Let us now examine the option of corporate structures under the Companies Act. It is true that the   domain  stakeholders  can establish  Section 25 companies  which  have  significant ‘co-op like features’ : especially  rules regarding  restricting membership to  actual users, and the upfront declaration that the main purpose for their  establishment is not ‘return on dividend’, but facilitating transactions. This has many advantages – the governance structure is more akin to a corporate structure – the focus is on the enterprise, rather than the ‘democratic and socially responsible’ aspects of members. This can work well when the members are few, and the operation is ‘stand alone’. Perhaps it can work at the apex level. However, for the typical ‘three tier structures’ that is the norm for milk, credit and marketing societies, the corporate structure may not work.  Besides, there will be the practical difficulty of converting all the existing co-ops from the fold of the co-operative organization to the ‘company law institutions’.

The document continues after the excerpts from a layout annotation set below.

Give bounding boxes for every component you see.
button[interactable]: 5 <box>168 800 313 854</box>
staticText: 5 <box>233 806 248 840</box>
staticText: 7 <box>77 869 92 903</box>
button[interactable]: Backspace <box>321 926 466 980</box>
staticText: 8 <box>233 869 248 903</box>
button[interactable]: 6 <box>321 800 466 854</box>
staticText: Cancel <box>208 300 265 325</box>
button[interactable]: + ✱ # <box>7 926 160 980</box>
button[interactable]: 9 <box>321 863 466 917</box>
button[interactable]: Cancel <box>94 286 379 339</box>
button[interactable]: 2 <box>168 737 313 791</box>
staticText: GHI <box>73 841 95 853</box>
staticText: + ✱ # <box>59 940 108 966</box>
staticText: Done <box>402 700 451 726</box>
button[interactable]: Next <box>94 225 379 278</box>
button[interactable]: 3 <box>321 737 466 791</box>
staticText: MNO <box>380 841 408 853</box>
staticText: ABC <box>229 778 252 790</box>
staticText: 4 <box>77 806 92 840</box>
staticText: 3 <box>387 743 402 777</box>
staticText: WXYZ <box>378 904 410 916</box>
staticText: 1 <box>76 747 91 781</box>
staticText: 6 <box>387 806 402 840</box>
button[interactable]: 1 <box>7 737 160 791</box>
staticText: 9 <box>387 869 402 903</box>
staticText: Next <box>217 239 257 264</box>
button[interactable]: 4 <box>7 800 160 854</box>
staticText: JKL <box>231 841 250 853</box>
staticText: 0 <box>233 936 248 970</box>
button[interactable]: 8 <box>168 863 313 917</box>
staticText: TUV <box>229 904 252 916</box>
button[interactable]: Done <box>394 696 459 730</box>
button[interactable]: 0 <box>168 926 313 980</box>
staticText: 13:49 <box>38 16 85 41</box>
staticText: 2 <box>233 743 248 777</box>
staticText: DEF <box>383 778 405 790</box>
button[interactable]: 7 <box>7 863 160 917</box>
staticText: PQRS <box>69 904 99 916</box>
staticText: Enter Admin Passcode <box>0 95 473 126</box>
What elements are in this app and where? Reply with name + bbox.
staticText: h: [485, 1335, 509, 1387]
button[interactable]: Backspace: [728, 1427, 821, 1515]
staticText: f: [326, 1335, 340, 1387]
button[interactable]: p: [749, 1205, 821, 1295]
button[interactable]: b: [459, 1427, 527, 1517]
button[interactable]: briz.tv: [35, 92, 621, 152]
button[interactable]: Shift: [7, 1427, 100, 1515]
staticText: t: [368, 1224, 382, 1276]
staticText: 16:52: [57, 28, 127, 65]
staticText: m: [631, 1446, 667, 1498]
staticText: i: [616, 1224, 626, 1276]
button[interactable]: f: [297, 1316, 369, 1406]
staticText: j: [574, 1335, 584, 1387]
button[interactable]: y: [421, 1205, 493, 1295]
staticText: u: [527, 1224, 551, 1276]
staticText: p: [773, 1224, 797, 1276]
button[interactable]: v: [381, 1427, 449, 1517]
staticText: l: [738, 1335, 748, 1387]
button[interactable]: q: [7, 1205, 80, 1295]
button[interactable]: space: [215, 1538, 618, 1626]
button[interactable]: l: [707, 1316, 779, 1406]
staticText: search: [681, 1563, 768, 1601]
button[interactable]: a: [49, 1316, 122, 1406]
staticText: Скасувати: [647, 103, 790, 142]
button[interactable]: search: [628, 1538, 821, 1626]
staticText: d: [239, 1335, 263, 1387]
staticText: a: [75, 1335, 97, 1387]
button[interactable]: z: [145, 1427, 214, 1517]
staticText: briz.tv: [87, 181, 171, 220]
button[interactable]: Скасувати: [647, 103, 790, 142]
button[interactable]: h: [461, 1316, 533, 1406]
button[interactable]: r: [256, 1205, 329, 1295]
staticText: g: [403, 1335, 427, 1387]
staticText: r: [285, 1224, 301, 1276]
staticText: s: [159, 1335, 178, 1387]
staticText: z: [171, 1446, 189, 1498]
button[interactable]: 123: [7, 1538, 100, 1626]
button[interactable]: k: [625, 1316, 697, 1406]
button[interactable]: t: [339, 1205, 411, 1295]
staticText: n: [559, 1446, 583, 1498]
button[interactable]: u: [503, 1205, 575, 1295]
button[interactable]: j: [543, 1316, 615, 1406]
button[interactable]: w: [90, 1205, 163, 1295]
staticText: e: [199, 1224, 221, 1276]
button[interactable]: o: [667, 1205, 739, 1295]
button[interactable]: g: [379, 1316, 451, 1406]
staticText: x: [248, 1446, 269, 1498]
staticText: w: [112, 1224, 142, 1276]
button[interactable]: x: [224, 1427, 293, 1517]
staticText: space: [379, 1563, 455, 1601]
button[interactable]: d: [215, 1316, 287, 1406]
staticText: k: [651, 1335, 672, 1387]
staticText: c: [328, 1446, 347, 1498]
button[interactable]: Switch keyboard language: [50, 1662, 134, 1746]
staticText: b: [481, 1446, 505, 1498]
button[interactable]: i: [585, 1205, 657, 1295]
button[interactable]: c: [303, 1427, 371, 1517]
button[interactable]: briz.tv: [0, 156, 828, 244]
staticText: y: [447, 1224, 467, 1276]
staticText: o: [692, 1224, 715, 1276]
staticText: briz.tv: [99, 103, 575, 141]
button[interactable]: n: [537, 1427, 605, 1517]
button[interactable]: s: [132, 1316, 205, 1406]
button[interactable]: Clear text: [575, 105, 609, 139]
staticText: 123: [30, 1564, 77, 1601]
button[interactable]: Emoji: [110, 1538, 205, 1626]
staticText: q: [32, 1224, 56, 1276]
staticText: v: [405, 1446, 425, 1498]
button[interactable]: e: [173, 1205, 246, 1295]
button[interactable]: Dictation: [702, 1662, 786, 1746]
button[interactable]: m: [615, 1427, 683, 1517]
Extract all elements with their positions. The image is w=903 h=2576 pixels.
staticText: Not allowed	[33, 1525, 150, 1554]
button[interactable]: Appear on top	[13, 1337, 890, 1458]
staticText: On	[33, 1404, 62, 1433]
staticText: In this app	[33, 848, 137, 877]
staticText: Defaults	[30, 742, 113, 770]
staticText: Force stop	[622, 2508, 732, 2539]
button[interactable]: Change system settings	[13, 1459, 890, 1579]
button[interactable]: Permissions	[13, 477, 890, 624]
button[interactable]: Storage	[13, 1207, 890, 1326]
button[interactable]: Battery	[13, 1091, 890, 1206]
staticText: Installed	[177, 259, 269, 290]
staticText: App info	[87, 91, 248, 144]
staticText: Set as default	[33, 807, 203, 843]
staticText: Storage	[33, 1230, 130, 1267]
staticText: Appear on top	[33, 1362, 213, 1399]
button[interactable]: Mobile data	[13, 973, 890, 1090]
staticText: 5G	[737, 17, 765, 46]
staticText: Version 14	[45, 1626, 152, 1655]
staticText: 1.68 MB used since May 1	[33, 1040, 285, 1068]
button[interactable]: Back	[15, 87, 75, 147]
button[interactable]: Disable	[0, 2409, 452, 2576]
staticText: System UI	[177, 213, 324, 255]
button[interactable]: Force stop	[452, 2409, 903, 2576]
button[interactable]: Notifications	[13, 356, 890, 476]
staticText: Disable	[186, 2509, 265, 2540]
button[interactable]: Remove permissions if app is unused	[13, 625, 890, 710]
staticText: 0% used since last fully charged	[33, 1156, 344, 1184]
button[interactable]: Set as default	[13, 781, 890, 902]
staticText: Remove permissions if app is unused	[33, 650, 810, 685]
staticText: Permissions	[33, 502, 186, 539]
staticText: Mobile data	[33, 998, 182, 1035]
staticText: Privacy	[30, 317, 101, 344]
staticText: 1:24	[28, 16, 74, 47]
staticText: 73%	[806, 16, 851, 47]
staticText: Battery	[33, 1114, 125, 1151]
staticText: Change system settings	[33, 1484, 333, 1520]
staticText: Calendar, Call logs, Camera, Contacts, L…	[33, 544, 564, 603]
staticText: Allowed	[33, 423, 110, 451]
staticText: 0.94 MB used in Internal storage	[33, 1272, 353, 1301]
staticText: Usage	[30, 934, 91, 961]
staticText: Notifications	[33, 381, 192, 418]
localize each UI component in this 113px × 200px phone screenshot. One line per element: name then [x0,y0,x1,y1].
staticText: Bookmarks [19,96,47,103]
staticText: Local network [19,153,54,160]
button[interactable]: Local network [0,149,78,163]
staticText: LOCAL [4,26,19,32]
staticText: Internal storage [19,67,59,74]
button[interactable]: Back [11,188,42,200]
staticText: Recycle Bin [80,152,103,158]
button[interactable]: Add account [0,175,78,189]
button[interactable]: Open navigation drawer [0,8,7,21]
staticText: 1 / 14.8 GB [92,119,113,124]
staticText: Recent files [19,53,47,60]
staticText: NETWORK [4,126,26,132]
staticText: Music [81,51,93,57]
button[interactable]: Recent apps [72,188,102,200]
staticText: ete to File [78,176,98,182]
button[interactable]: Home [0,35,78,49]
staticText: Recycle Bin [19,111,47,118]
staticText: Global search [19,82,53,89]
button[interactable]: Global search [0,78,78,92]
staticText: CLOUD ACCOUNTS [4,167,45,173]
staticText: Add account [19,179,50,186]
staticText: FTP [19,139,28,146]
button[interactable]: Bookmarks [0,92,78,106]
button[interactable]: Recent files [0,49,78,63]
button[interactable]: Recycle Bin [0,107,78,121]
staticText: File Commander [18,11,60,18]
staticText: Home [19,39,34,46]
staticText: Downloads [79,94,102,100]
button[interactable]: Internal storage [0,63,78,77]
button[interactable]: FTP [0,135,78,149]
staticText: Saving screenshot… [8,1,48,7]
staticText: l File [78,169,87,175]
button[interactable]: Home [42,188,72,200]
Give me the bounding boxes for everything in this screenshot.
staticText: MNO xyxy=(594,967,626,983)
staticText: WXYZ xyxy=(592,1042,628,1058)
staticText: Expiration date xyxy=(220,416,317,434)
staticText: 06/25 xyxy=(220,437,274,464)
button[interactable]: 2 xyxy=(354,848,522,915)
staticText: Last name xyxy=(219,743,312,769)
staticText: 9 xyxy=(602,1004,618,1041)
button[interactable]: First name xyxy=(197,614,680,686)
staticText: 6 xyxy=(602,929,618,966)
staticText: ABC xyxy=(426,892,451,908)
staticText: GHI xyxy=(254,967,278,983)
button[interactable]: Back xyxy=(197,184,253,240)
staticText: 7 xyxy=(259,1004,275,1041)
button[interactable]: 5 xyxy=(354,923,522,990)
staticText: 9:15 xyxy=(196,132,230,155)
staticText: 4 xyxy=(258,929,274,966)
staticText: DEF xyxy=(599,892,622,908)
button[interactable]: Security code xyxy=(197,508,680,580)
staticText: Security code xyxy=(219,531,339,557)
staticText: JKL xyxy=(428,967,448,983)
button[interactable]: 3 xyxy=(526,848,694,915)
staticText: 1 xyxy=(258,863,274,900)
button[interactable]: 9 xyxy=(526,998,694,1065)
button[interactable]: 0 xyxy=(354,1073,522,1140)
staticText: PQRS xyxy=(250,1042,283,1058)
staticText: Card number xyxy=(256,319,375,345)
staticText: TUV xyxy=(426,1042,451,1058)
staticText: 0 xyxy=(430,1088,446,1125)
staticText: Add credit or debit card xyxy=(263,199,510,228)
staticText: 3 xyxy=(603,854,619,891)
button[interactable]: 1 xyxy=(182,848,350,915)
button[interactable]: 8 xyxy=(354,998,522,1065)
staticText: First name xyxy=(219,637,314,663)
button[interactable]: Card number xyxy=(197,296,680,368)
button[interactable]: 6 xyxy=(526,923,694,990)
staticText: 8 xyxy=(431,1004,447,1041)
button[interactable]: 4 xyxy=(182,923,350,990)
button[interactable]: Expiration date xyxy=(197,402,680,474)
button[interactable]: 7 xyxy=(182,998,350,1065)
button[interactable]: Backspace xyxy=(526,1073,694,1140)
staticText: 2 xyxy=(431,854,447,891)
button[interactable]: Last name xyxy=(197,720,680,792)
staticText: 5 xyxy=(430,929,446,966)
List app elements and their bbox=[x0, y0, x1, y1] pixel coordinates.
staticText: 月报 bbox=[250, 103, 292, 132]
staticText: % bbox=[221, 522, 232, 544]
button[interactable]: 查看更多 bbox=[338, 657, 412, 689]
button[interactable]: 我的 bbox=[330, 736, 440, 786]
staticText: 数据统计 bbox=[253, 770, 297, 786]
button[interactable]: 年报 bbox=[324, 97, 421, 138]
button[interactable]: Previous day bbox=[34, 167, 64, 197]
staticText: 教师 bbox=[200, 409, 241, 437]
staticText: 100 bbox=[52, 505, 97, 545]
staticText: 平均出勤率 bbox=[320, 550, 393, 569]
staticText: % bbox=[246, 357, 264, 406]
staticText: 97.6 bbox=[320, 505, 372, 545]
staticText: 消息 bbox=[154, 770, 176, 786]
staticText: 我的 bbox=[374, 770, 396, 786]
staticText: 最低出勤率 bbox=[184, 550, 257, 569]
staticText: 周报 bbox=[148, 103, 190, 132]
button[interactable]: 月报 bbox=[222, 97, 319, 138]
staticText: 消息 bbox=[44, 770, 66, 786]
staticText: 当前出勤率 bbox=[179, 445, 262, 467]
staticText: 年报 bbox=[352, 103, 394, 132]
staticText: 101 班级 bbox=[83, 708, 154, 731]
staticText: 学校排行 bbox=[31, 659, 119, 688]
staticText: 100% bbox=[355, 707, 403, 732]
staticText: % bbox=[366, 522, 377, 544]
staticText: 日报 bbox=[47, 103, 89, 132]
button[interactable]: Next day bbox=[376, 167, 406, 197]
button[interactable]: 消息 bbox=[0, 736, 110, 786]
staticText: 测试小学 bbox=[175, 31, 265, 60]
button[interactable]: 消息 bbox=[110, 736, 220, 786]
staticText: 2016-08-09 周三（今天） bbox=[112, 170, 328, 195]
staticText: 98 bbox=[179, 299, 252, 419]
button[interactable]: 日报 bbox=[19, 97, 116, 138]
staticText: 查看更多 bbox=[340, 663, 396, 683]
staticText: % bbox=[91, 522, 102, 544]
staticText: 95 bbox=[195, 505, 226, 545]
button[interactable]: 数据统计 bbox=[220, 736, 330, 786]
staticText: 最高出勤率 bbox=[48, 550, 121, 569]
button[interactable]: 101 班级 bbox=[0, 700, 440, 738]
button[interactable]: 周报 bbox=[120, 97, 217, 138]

Therefore this column will discuss the practical ways in which transaction based decision making in co-operatives can be made effective.  First, rather than look for exact apportionment of voting strengths, broad categories may be established. Thus, for a milk producer’s co-operative society, there could be three categories based on the amount of milk supplied over the year.  To illustrate, take the case of   a primary society with a hundred members and a collection of hundred thousand litres of milk per year. The distribution of milk among these hundred members is as follows: fifty five members contribute thirty three thousand litres of milk, thirty members contribute another thirty three thousand litres, and the remaining ten members contribute thirty four thousand litres. If these three categories are given three positions each in the governance structure, the problem can get resolved to a large extent. The assignment to a particular category will depend on the annual contribution to the overall kitty, and there is complete transparency in the process. This also acts as an incentive to members to pour more milk to their co-operative society.  This is also ‘transaction based decision making’, though exact weights are not being assigned, and in any case, this was never the intention of the previous essay.

This brings us to another issue: how can co-operative organizations restructure themselves financially when they are in crisis. For unlike the BIFR, there is no equivalent organization in the co-operative sector which can take remedial steps like   debt restructuring, or asset consolidation or debt recovery. This is something which the Multipurpose State Co-op Societies Act has not addressed, and the only option is liquidation, (which is a non-option). In a typical corporate structure, a new company, or a subsidiary can be floated with relative ease, and few questions are raised. However, if an organization like Nafed was to restructure its operations, or think of establishing a strategic tie-up with other co-operative organizations, the process is rather difficult.  Assuming for a moment that another co-operative like IFFCO or Kribhco wants to help Nafed out of its current crisis, the process of establishing a Multi state co-operative is so cumbersome and time consuming that a corporate structure becomes a preferred option.  The interesting aspect is that co-operative organizations may find it easier to float a Section 25 company with restricted membership, restricted dividend, but decision making based on equity contribution.  This idea has still not been tried out, but unless new concepts are tried out, how do we know that they will not work.  Moreover it is only when conventional options are no longer available that newer, out-of the box options are considered.

AgriMatters is aware that this is not as easy as it appears. The biggest apprehension is that both within the co-operative movement and the government, there are many who regard the co-operative form of organization as sacrosanct. The oft quoted lines of Nehru: ‘Co-ops have failed, but co-ops must succeed’ have really been taken out of context to shackle the co-op movement to shibboleths of the past. It’s time to break free… and the crisis in organizations like Nafed should be looked upon as an opportunity to break new ground.